Wyche underwent a biopsy on lymph nodes in his chest in 2000. His left Recurrent Laryngeal Nerve was severed during the procedure, leaving his voice consistently hoarse and scratchy. From 2004 to 2006, he was a volunteer at Pickens High School in South Carolina as a public speaker. He was an amateur magician.

Wyche's brother, Bubba, was a quarterback at Tennessee and in the Canadian Football League (CFL) and World Football League (WFL).

On September 9, 2016, Wyche was admitted to the Carolinas Medical Center's Dickson Heart Unit in Charlotte, North Carolina, awaiting a heart transplant due to congestive heart failure.

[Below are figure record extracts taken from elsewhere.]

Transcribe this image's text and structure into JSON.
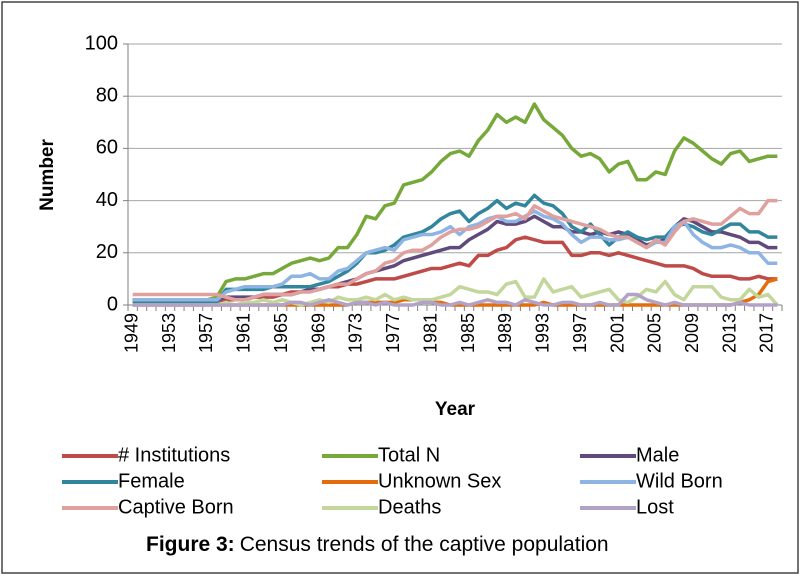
{
  "chart_data": {
    "type": "line",
    "y_label": "Number",
    "x_label": "Year",
    "figure_label": "Figure 3:",
    "caption": "Census trends of the captive population",
    "categories": [
      "1949",
      null,
      null,
      null,
      "1953",
      null,
      null,
      null,
      "1957",
      null,
      null,
      null,
      "1961",
      null,
      null,
      null,
      "1965",
      null,
      null,
      null,
      "1969",
      null,
      null,
      null,
      "1973",
      null,
      null,
      null,
      "1977",
      null,
      null,
      null,
      "1981",
      null,
      null,
      null,
      "1985",
      null,
      null,
      null,
      "1989",
      null,
      null,
      null,
      "1993",
      null,
      null,
      null,
      "1997",
      null,
      null,
      null,
      "2001",
      null,
      null,
      null,
      "2005",
      null,
      null,
      null,
      "2009",
      null,
      null,
      null,
      "2013",
      null,
      null,
      null,
      "2017",
      null
    ],
    "ylim": [
      0,
      100
    ],
    "yticks": [
      0,
      20,
      40,
      60,
      80,
      100
    ],
    "grid": true,
    "series": [
      {
        "name": "# Institutions",
        "color": "#be4b48",
        "values": [
          1,
          1,
          1,
          1,
          1,
          1,
          1,
          1,
          1,
          1,
          2,
          2,
          2,
          3,
          3,
          3,
          4,
          5,
          5,
          6,
          6,
          7,
          7,
          8,
          8,
          9,
          10,
          10,
          10,
          11,
          12,
          13,
          14,
          14,
          15,
          16,
          15,
          19,
          19,
          21,
          22,
          25,
          26,
          25,
          24,
          24,
          24,
          19,
          19,
          20,
          20,
          19,
          20,
          19,
          18,
          17,
          16,
          15,
          15,
          15,
          14,
          12,
          11,
          11,
          11,
          10,
          10,
          11,
          10,
          10
        ]
      },
      {
        "name": "Total N",
        "color": "#77a83a",
        "values": [
          2,
          2,
          2,
          2,
          2,
          2,
          2,
          2,
          2,
          3,
          9,
          10,
          10,
          11,
          12,
          12,
          14,
          16,
          17,
          18,
          17,
          18,
          22,
          22,
          27,
          34,
          33,
          38,
          39,
          46,
          47,
          48,
          51,
          55,
          58,
          59,
          57,
          63,
          67,
          73,
          70,
          72,
          70,
          77,
          71,
          68,
          65,
          60,
          57,
          58,
          56,
          51,
          54,
          55,
          48,
          48,
          51,
          50,
          59,
          64,
          62,
          59,
          56,
          54,
          58,
          59,
          55,
          56,
          57,
          57
        ]
      },
      {
        "name": "Male",
        "color": "#604a7b",
        "values": [
          2,
          2,
          2,
          2,
          2,
          2,
          2,
          2,
          2,
          2,
          3,
          3,
          3,
          3,
          4,
          4,
          4,
          4,
          5,
          6,
          6,
          7,
          8,
          9,
          10,
          12,
          13,
          14,
          15,
          17,
          18,
          19,
          20,
          21,
          22,
          22,
          25,
          27,
          29,
          32,
          31,
          31,
          32,
          34,
          32,
          30,
          30,
          28,
          28,
          27,
          28,
          27,
          28,
          27,
          25,
          23,
          24,
          25,
          30,
          33,
          32,
          30,
          28,
          28,
          27,
          26,
          24,
          24,
          22,
          22
        ]
      },
      {
        "name": "Female",
        "color": "#31859c",
        "values": [
          1,
          1,
          1,
          1,
          1,
          1,
          1,
          1,
          1,
          1,
          6,
          6,
          6,
          6,
          6,
          7,
          7,
          7,
          7,
          7,
          8,
          9,
          11,
          13,
          16,
          20,
          20,
          21,
          23,
          26,
          27,
          28,
          30,
          33,
          35,
          36,
          32,
          35,
          37,
          40,
          37,
          39,
          38,
          42,
          39,
          38,
          35,
          30,
          28,
          31,
          27,
          23,
          26,
          28,
          26,
          25,
          26,
          26,
          30,
          31,
          30,
          28,
          27,
          29,
          31,
          31,
          28,
          28,
          26,
          26
        ]
      },
      {
        "name": "Unknown Sex",
        "color": "#e46c0a",
        "values": [
          0,
          0,
          0,
          0,
          0,
          0,
          0,
          0,
          0,
          0,
          0,
          0,
          0,
          0,
          0,
          0,
          0,
          0,
          0,
          0,
          0,
          0,
          0,
          0,
          1,
          1,
          1,
          1,
          1,
          2,
          2,
          2,
          1,
          1,
          0,
          0,
          0,
          0,
          0,
          0,
          0,
          0,
          0,
          0,
          1,
          0,
          0,
          0,
          0,
          0,
          0,
          0,
          0,
          0,
          0,
          0,
          0,
          0,
          0,
          0,
          0,
          0,
          0,
          0,
          0,
          1,
          2,
          4,
          9,
          10
        ]
      },
      {
        "name": "Wild Born",
        "color": "#8eb4e3",
        "values": [
          2,
          2,
          2,
          2,
          2,
          2,
          2,
          2,
          2,
          2,
          5,
          6,
          7,
          7,
          7,
          7,
          8,
          11,
          11,
          12,
          10,
          10,
          13,
          14,
          17,
          20,
          21,
          22,
          21,
          25,
          26,
          27,
          27,
          28,
          30,
          27,
          30,
          31,
          33,
          34,
          32,
          32,
          34,
          36,
          34,
          33,
          31,
          27,
          24,
          26,
          26,
          25,
          25,
          26,
          24,
          22,
          24,
          24,
          30,
          32,
          27,
          24,
          22,
          22,
          23,
          22,
          20,
          20,
          16,
          16
        ]
      },
      {
        "name": "Captive Born",
        "color": "#e0a09e",
        "values": [
          4,
          4,
          4,
          4,
          4,
          4,
          4,
          4,
          4,
          4,
          3,
          2,
          2,
          3,
          4,
          4,
          4,
          4,
          5,
          5,
          6,
          7,
          8,
          8,
          10,
          12,
          13,
          16,
          17,
          20,
          21,
          21,
          23,
          26,
          28,
          29,
          29,
          30,
          32,
          34,
          34,
          35,
          33,
          38,
          36,
          34,
          33,
          32,
          31,
          30,
          29,
          27,
          26,
          26,
          24,
          22,
          25,
          23,
          28,
          32,
          33,
          32,
          31,
          31,
          34,
          37,
          35,
          35,
          40,
          40
        ]
      },
      {
        "name": "Deaths",
        "color": "#c3d69b",
        "values": [
          0,
          0,
          0,
          0,
          0,
          0,
          0,
          0,
          0,
          0,
          1,
          0,
          1,
          1,
          2,
          1,
          2,
          1,
          0,
          1,
          2,
          1,
          3,
          2,
          2,
          3,
          2,
          4,
          2,
          3,
          2,
          2,
          2,
          3,
          4,
          7,
          6,
          5,
          5,
          4,
          8,
          9,
          3,
          3,
          10,
          5,
          6,
          7,
          3,
          4,
          5,
          6,
          2,
          1,
          3,
          6,
          5,
          9,
          4,
          2,
          7,
          7,
          7,
          3,
          2,
          2,
          6,
          3,
          4,
          0
        ]
      },
      {
        "name": "Lost",
        "color": "#b3a2c7",
        "values": [
          0,
          0,
          0,
          0,
          0,
          0,
          0,
          0,
          0,
          0,
          0,
          0,
          0,
          0,
          0,
          0,
          0,
          1,
          1,
          0,
          1,
          2,
          1,
          0,
          1,
          1,
          0,
          1,
          0,
          0,
          0,
          1,
          1,
          0,
          0,
          1,
          0,
          1,
          2,
          1,
          1,
          0,
          2,
          1,
          0,
          0,
          1,
          1,
          0,
          0,
          1,
          0,
          0,
          4,
          4,
          2,
          1,
          0,
          1,
          0,
          0,
          0,
          0,
          0,
          0,
          1,
          0,
          0,
          0,
          0
        ]
      }
    ]
  }
}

Three days later, a heart was found, and on September 13, Wyche underwent a 4.5-hour transplant operation.

Wyche was diagnosed with melanoma in 2019 and died at his home in Pickens, South Carolina, on January 2, 2020, at the age of 74.

==Political career==
On November 4, 2008, Wyche secured a seat on the County Council for Pickens County, South Carolina. Running as a member of the Republican Party, Wyche defeated Democrat Wesley Burbage for the Pickens seat, by a margin of 6,478 votes to 1,639.